CMG: Some of my own spiritual journey through cancer has included Jewish traditions, myths and practices because integral to my story. At the same time, I tried to contextualize and explain references so that non-Jews would better understand them. Because I live in Kansas, where there is a very small Jewish population, I’ve also done readings from this book, and I find that people tend to understand the Jewish context. Some things, such as the story of Jacob, are well-known to many people, as is the tradition of a Bar Mitzvah. Other aspects I found that people could understand with a bit of reference. I wasn’t worried about this issue just as I don’t think Christian or Buddhist or Moslem authors would need to filter their spiritual experience when telling a story with spiritual aspects.

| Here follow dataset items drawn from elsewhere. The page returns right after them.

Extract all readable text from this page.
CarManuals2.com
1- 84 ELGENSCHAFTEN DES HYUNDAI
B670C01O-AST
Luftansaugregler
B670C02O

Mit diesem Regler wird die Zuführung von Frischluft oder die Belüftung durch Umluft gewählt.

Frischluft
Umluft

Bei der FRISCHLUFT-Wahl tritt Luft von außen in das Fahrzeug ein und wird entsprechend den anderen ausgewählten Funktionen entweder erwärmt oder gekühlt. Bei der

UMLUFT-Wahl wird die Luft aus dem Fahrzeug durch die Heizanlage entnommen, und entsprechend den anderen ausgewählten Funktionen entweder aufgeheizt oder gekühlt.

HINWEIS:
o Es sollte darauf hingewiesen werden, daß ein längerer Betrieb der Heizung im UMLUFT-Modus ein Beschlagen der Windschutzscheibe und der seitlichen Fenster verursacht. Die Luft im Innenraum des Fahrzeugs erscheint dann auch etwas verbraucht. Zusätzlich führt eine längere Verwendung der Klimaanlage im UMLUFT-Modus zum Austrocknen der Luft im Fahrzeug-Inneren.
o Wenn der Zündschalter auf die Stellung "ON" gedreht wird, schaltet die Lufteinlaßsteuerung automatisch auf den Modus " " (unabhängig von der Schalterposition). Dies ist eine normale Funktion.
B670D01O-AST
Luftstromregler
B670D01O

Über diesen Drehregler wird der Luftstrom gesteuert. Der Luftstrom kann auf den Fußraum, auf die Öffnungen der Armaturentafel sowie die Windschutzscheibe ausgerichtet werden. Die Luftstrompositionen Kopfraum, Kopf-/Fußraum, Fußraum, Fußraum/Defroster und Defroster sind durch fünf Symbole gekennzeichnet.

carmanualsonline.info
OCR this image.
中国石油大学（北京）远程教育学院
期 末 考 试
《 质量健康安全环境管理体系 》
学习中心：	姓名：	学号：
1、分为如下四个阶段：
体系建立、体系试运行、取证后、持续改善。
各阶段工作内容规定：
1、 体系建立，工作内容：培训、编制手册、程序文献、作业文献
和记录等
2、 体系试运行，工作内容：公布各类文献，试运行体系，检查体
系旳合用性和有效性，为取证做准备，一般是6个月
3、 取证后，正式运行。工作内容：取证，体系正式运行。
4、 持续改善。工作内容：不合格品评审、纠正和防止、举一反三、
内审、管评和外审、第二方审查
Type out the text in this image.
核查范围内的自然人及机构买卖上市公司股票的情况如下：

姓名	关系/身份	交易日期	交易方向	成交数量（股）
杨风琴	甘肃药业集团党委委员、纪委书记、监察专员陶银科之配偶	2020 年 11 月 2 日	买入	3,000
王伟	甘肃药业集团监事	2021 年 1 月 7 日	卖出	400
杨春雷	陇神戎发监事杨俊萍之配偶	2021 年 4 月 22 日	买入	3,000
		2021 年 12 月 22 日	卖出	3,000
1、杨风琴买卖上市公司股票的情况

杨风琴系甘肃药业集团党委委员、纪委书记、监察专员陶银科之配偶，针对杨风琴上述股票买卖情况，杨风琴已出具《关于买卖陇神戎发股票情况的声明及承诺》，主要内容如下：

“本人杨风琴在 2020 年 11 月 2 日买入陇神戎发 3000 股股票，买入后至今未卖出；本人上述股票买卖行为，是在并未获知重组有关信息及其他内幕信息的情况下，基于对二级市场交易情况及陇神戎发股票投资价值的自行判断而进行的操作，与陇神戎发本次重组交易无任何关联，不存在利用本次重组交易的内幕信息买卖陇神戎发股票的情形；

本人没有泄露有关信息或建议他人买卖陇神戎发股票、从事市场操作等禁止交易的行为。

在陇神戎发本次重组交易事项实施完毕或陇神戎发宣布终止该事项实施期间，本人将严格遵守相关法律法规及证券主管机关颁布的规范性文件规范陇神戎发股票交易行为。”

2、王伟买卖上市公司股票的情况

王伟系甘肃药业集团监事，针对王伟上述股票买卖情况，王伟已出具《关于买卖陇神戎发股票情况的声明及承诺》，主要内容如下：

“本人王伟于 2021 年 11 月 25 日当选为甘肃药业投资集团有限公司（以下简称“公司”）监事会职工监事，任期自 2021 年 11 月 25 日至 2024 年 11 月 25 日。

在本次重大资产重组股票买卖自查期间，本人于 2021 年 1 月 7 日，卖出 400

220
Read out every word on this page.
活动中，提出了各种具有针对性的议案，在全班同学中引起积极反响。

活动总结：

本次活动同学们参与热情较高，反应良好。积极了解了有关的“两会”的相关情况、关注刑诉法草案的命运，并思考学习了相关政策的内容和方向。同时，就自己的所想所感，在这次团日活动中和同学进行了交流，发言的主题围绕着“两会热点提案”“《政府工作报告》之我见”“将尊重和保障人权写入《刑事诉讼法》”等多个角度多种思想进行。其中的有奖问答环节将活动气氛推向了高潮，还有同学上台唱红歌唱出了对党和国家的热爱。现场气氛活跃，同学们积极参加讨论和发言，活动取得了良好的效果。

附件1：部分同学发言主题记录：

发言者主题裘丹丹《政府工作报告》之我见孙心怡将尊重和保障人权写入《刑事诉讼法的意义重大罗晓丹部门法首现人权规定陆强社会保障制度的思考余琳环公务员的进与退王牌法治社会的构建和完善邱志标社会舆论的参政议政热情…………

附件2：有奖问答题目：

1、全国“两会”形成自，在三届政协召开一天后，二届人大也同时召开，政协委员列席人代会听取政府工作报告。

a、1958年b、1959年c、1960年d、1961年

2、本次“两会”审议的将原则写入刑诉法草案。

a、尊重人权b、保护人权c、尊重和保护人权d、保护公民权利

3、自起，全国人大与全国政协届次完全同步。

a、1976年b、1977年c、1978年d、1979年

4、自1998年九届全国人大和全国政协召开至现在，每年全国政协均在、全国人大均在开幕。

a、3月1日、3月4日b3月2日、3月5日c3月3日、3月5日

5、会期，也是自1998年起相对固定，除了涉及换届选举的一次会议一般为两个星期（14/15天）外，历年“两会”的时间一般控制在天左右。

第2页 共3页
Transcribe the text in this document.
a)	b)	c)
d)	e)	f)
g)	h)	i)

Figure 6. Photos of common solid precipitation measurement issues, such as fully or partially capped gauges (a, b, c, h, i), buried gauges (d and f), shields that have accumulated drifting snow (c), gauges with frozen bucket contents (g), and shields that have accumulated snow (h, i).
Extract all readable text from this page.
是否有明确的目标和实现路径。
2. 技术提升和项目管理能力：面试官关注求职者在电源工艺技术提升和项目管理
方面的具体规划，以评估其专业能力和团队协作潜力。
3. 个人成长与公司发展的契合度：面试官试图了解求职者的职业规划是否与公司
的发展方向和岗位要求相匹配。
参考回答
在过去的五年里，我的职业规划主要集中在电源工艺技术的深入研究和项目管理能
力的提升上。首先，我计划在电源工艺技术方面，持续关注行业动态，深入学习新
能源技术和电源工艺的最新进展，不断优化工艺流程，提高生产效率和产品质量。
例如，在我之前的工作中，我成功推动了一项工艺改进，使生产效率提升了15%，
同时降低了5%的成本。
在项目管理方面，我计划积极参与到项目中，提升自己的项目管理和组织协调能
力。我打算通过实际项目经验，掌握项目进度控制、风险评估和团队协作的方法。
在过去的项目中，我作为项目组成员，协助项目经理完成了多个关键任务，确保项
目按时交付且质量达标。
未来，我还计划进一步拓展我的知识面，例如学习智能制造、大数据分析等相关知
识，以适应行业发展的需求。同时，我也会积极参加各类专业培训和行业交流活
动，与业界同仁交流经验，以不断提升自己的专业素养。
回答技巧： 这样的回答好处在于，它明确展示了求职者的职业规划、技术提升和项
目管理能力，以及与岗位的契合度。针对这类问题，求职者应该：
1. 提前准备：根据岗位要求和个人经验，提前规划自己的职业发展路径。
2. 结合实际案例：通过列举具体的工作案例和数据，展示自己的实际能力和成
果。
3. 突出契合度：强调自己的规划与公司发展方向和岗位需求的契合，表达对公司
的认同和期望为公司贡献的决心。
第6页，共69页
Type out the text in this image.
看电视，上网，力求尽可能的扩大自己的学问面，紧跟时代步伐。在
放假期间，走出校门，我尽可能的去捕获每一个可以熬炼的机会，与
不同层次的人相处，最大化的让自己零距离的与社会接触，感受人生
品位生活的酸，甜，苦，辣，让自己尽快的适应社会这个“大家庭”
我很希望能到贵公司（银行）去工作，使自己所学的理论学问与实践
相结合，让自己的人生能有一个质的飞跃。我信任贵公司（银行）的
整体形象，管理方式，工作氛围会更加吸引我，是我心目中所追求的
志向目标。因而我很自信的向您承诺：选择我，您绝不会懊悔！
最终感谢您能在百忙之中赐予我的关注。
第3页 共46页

JW: Can you offer any advice to other memoir writers who wish they could authentically describe their own transcendent beliefs.
CMG: It’s like writing anything: you have to find your own truest words, dive into it, and surrender to what wants to be said instead of what you think you should say. At the same time, I think it’s far more effective to describe the big stuff of life — spiritual struggles, traumas and wounds, giant yearnings or losses — by entering through the backdoor. By that, I mean you can convey the depth of what you’re writing by aiming toward specific detail and specific moments instead of making pronouncements about what it all means. In fact, I think it’s dangerous to try to say what it all means too fast or sometimes at all. For example, I described the moment of my father’s death as surprisingly ordinary, and I told readers how I paced back and forth on the deck, what the sky was like, how my voice sounded when describing the moment I found out I would need chemo. Our sensory experiences — what we see, smell, hear, taste, and touch — are powerful tools for bringing readers to the vital and living emotions and realizations we find, which never happen in a vacuum, but always somewhere at some time, such as sitting in a lawn chair in early autumn and suddenly seeing a crow land on a dying tree, and knowing something new at that moment.
JW: I love the way you use the concept of “grieving” in the book. At one point you say you were grieving your loss of strength. Another time you say, “another part of me I sloughed off.” In popular use, the word “grieving” tends to be used for coping with the death of a loved one. You are using it in a broader sense here. Please say more about how the process of grieving has been extended to help you adjust to life through its various stages and changes.
CMG: There are all kinds of causes for grief in this life, and luckily, all kinds of causes for joy too, sometimes even joy and grief simultaneously. For me, it was important to name what I was losing, whether it was my breasts, my strength, my sense of humor, my father, etc. as a way to tell my true story. I needed to look at the loss and feel the grief because my life as continually illuminated how the only way out is through. I also realize that as I age — just as all of us — I will be losing things all along the way, such as the capacity to run down the street, or sleep eight hours straight (well, I already lost that one!), or get through a day without discomfort or pain, and certainly the speed at which I live my life and how much I can get done in an hour. That great poem by Elizabeth Bishop, “One Art,” states, “The art of losing isn’t hard to master/ so many things are filled with the intent/ to be lost that their loss is no disaster.” I also heard a novelist, Julia Glass, on the radio the other day say that all novels are really about how to go on with life in spite of whatever happens. I hope my memoir also points toward how to go on with life, and to find greater life in learning from whatever life gives us.